Summary
Entrepreneur scaled her dance lessons business from a few families in her parent’s basement to thousands of families in a gorgeous studio, but couldn’t scale her personal mission – offering discounted classes to families who otherwise couldn’t attend. By partnering with Village, she now offers scholarships that allow EVERY family to participate in Diamond School of Dance's incredible classes, without sacrificing her business.
Background
As we can personally attest to – our founder’s sister was one of Alicia’s early students – DSD is a prime case study in how to scale an extracurricular business from the ground up. Alicia’s self-taught knowledge has made her a thought leader amongst the national community of dance lesson business owners.
The one thing that hasn’t scaled, though, is Alicia’s ability to serve dancers from lower-income backgrounds.
In DSD’s basement phase, providing financial flexibility was easy – Alicia knew every family personally, and she had little to no costs besides her own time. If a family needed a special arrangement in order for their child to attend lessons, Alicia could make an exception to her normal rates.
But as word of mouth spread and DSD’s customer base and business expenses grew, it became increasingly damaging to the business to make these exceptions:
- To keep up with the volume of customers DSD needs to standardize billing, but these family-specific financial arrangements make that a hassle.
- Alicia no longer has personal relationships with all of her customers, so decisions on whether to lower rates for a family need to be made on blind trust – which has come back to bite her multiple times.
- Back when she was a solopreneur, waiving lesson fees just meant less money for Alicia. But now DSD relies on a staff of instructors, so giving away lessons for free either hurts their wages (and therefore product quality) or conflicts with Alicia’s goal to keep the lesson fees as low as possible for all families.
There was one path to solving all 3 of these problems that Alicia was aware of – starting a nonprofit to fund dance scholarships – but that came with its own list of barriers:
- Setting up a nonprofit entity and board of directors
- Applying for 501c3 status from the IRS, and if awarded, retaining it
- Fundraising donations from 3rd party donors
- Creating eligibility guidelines for families seeking scholarships, then assessing applicants
- Issuing + tracking scholarships given
- Annual state and federal tax filings and reporting requirements for nonprofits
All of these cost time and money that DSD simply doesn’t have as an independent studio.
Alicia faced a dilemma: If DSD was much larger, she could offer scholarships because she’d be able to run a nonprofit. If DSD was much smaller, she could offer scholarships because she’d know the families personally and could teach the lessons herself without any overhead. But as a mid-sized activity Provider, Alicia found it impossible to both do the right thing for her business and fulfill her personal mission to increase access to the extracurricular she’s passionate about.

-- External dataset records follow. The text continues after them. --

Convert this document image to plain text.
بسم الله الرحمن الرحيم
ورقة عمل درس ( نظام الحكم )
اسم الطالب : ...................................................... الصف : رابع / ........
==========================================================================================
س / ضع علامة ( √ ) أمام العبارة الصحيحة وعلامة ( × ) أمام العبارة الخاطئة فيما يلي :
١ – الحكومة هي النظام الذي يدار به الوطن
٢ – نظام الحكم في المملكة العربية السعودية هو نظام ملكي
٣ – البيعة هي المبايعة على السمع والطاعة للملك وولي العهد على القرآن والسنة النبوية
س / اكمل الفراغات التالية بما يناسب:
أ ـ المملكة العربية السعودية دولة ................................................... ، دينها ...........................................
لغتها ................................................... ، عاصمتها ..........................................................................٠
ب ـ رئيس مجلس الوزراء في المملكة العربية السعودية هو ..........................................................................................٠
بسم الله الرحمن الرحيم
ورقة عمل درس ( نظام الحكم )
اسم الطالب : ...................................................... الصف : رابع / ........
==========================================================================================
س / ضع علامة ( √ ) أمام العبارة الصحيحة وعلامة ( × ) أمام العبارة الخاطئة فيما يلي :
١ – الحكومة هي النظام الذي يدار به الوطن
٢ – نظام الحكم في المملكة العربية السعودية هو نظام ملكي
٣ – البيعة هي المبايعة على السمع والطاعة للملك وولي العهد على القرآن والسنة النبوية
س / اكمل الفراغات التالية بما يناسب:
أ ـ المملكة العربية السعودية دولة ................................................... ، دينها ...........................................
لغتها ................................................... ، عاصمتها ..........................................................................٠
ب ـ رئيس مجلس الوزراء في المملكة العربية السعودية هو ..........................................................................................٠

Coming out of COVID-19, this became a business issue, too, when registrations decreased as families’ economic realities worsened. Scholarships were needed badly, but Alicia was stuck.
Our partnership
When Alicia found out about Village and its scholarship program, she was ecstatic.
Within days of first finding out about Village, Alicia’s team had all of DSD’s upcoming lessons moved over to Village and alerted their community about their new capacity to offer scholarships.
One day later, scholarships were being issued for DSD’s registration, all without further work by DSD, or a single dollar leaving their pocket. Here’s how:
- Once DSD was onboard Village and approved by our team, a “check for scholarship” button automatically appeared on every one of their registration pages.
- Applications are assessed using far more data than an individual Provider would have access to – we check the family's financial status based on information they provide, along with their participation in extracurriculars across their entire Village account.
- Scholarships are awarded from donations to Village’s nonprofit arm that we raise from local individuals, businesses, and charities.
- Families receive their results within seconds. If eligible for a full or partially subsidized rate, they have 24 hours to redeem their scholarship. Families sign up just like they would normally, and Village routes the balance over to DSD’s bank account as if the family had paid the whole cost themselves.
We’re just getting started in this partnership with DSD to increase access to dance for families in their community, but the impact is already evident both on a small and large scale:
- One week in, DSD has taken in 42 new reservations for their 5-week Mini sessions serving kids ages 3 through 18. These $69 sessions equate to $2,898 in earnings for DSD.
- Within minutes of launching on Village, we learned of a teenage girl that was connected with Village by her after school club who had signed up to take her first ever dance class, with the help of a 90% scholarship.